Fig 39.1 The ‘forbidden area’.
Bilateral sciatica
• Spondylolisthesis can cause bilateral radicular pain, which presumably results from the forward movement of the listhetic vertebra, pulling the nerve roots painfully against the shelf formed by the stable vertebra below.
• A disc lesion resulting in bilateral sciatica is rare and should always be taken seriously because it probably means a massive protrusion, which poses a risk to the S4 root.9 Bladder incontinence and numbness in the saddle area may then accompany the bilateral root pain. Rarely, a disc develops two protrusions, one at each side of the posterior longitudinal ligament; alternatively, two protrusions, one at the fourth level and one at the fifth, are present.
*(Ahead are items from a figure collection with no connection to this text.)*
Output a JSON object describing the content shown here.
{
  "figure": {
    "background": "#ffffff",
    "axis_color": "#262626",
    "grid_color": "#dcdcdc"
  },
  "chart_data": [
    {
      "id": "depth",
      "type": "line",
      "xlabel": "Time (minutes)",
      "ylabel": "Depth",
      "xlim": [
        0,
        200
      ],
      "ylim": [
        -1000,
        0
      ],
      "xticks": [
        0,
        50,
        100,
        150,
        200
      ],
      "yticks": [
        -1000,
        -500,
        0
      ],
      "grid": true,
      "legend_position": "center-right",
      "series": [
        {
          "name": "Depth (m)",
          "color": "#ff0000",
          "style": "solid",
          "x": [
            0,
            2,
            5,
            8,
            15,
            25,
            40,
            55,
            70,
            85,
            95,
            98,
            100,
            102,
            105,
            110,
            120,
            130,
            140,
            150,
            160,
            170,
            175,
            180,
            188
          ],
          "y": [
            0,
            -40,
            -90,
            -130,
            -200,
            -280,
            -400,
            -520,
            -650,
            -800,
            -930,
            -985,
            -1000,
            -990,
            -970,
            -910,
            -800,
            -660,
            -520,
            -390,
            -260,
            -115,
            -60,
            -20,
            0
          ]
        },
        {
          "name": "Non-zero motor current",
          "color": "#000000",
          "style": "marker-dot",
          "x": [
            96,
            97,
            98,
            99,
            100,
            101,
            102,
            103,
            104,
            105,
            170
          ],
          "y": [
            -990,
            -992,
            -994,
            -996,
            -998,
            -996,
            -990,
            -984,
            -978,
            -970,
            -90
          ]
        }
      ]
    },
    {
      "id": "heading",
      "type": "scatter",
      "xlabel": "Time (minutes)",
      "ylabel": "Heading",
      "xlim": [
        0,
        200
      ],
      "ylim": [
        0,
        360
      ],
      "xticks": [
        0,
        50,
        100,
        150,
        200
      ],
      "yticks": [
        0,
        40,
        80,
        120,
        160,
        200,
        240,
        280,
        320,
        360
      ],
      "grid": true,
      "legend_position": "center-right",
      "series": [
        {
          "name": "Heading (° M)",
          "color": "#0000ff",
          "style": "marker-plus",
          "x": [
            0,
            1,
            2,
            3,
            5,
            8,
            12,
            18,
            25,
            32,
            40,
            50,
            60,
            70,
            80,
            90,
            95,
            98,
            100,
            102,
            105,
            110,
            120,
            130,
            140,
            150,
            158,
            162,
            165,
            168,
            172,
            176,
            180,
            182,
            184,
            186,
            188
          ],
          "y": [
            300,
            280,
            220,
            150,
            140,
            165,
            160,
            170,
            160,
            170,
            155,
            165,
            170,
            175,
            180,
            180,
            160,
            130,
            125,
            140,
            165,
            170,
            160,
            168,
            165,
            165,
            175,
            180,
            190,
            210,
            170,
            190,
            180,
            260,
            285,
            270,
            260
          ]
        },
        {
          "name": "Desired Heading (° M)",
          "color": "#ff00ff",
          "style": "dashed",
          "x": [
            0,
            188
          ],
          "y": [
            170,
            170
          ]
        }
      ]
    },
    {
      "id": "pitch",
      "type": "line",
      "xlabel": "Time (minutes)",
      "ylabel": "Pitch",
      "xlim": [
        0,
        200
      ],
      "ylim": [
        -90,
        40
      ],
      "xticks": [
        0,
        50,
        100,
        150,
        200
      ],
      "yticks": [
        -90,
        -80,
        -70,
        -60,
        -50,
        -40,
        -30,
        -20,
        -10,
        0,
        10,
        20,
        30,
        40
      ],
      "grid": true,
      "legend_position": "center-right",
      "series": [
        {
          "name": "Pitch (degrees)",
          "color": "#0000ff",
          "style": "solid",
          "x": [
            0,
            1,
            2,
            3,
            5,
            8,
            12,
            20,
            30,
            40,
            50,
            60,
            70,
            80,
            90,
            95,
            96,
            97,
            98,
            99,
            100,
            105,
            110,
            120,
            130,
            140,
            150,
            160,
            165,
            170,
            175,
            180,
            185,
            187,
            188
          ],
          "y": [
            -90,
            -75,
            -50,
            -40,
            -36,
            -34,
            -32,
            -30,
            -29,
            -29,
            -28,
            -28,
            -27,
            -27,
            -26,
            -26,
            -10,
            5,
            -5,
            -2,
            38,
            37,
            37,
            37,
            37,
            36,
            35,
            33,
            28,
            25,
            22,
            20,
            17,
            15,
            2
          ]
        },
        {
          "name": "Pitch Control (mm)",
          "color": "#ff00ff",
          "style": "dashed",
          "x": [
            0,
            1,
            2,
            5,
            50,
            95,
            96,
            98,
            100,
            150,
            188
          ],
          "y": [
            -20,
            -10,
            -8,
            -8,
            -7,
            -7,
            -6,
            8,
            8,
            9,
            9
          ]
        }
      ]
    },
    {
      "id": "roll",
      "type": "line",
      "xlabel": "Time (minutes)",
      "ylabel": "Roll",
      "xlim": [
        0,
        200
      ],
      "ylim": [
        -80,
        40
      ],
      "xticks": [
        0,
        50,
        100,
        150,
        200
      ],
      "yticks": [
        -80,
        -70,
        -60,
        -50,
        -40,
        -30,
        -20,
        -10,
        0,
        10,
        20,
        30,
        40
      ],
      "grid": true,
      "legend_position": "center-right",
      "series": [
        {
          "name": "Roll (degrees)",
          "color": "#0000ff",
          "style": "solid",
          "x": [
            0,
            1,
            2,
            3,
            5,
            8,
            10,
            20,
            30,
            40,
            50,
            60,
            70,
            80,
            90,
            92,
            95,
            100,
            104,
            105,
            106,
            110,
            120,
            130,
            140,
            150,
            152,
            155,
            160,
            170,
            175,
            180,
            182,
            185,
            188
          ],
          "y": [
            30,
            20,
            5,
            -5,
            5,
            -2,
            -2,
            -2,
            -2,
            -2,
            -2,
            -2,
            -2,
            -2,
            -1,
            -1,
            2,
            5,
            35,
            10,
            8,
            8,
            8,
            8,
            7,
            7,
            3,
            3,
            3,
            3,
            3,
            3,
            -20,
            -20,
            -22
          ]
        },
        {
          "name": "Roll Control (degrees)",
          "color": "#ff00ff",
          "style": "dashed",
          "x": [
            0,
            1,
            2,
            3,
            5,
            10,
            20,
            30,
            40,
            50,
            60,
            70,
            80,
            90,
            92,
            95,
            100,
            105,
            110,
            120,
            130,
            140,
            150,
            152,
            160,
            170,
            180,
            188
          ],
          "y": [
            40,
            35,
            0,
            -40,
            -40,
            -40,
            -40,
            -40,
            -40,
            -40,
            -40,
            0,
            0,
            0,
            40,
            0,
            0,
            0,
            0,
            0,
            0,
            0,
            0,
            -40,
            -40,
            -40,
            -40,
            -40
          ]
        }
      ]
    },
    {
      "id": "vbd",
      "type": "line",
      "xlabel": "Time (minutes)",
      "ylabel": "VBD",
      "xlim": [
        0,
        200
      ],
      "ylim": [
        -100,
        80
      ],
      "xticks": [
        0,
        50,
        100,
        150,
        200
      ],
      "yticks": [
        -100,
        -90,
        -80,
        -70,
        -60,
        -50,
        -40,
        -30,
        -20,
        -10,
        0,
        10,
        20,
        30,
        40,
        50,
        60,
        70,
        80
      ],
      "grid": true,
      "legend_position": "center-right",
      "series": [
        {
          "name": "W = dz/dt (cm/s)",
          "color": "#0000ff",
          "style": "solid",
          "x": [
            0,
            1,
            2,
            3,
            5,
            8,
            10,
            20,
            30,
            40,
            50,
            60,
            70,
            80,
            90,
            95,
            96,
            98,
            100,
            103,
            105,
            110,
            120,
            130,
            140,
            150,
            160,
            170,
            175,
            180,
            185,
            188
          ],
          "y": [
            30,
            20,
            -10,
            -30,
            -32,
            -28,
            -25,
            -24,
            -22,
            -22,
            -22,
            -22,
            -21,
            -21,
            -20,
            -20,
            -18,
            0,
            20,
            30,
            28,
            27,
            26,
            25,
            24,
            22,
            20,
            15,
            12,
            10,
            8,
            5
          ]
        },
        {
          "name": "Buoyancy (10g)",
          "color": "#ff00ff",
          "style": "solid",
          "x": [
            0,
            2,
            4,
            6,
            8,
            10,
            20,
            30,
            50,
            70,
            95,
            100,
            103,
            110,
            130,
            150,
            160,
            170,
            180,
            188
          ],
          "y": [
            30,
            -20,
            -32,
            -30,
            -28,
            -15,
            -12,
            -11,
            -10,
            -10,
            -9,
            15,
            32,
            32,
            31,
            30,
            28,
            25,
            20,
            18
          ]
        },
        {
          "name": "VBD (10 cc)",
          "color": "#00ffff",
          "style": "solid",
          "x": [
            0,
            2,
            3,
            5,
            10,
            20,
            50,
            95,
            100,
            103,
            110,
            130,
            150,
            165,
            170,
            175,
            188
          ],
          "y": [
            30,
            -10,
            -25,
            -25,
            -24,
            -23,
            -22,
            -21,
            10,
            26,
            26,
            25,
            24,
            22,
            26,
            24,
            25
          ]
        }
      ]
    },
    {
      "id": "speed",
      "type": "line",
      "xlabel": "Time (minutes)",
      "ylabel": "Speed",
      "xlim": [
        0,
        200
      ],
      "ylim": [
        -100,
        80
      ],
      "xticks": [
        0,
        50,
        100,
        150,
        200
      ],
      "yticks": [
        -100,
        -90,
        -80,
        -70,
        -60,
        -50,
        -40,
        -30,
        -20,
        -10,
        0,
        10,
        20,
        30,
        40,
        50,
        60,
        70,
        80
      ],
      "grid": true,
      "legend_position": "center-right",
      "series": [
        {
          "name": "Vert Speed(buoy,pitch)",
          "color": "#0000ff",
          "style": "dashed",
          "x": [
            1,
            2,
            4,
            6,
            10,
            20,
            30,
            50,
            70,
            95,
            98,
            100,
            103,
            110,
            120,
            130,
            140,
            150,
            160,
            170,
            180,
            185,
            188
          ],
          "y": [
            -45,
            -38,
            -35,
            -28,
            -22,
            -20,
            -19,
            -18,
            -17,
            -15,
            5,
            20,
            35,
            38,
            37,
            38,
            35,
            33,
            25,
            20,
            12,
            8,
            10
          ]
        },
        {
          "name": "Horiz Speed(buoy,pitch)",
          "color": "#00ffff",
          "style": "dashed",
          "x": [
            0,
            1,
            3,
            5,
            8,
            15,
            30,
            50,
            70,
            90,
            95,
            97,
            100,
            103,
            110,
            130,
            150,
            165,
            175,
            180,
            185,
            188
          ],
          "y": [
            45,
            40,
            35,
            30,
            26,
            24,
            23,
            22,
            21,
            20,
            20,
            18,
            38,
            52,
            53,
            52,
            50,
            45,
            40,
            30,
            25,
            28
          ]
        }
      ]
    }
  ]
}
• Bilateral lateral recess stenosis or a narrowed spinal canal can also be the cause of bilateral sciatica. In the former, the typical history of increasing pain in the upright position is informative. In the latter, the patient mentions neurogenic claudication.
• Malignant disease is indicated by rapidly increasing bilateral sciatica, often spreading into the limbs in a distribution which corresponds to too many dermatomes.
Signs
Discrepancy between articular and dural signs
• In a pathological fracture of a vertebra, resulting from a malignant disease or from senile osteoporosis, there is gross limitation of spinal movements but straight leg raising may remain normal and painless.
• In ankylosing spondylitis, an acute sprain of the stiffened lumbar joints will result in acute lumbago but dural signs are completely absent.
• In chronic afebrile osteomyelitis of a lumbar vertebral body, there is a gross contrast between the marked articular signs and the complete absence of dural signs.
Gross limitation of side flexion away from the painful side
Gross limitation of side flexion away from the painful side (Fig. 39.2) is a common finding in acute disc lesions, in which it always appears in combination with other limited and painful movements, together forming the non-capsular pattern. However, when limitation of side flexion away from the painful side is the only positive lumbar feature, a disc lesion is never present and a serious extra-articular lesion must be suspected. This pattern suggests an abdominal neoplasm, usually carcinoma of colon or kidney, although a neuroma at the lumbar or lower thoracic level should also be considered.
Deficit of L1 and L2 roots
Disc lesions at the first and second lumbar levels are extremely rare; the estimated frequency is between 0.3 and 0.5%.12–14 Also, lateral recess stenosis leading to muscular weakness does not occur at the upper lumbar levels. Therefore, if weakness of the psoas muscle is encountered, the initial diagnosis should never be a disc lesion but rather a serious non-mechanical disorder. In a neoplasm at the second lumbar level, a bilateral paresis is likely to appear. If unilateral weakness is accompanied by pain in the iliac fossa, brought on when the muscle contracts, a neoplasm at the iliac crest or in the pelvis is possible. If the weakness is accompanied by pain in the thigh, metastatic invasion of the upper femur is probable (see Ch. 48).
Presence of the ‘sign of the buttock’
When the sign of the buttock is encountered, a serious lesion in the lumbopelvic area is always present (see Ch. 47). This can be a malignant deposit in the sacrum, iliac bone or femur, septic arthritis of the sacroiliac joint or a rectal abscess.
A warm foot on the affected side
In radicular pain caused by disc lesions, patients often complain that the foot and the leg on the affected side feel cold, which is often confirmed by palpation. If, by contrast, the affected side is warmer, neoplasm at the upper lumbar level should be suspected (Cyriax8: p. 292). The explanation is probably interference by the tumour with the sympathetic nerves at L1 and L2.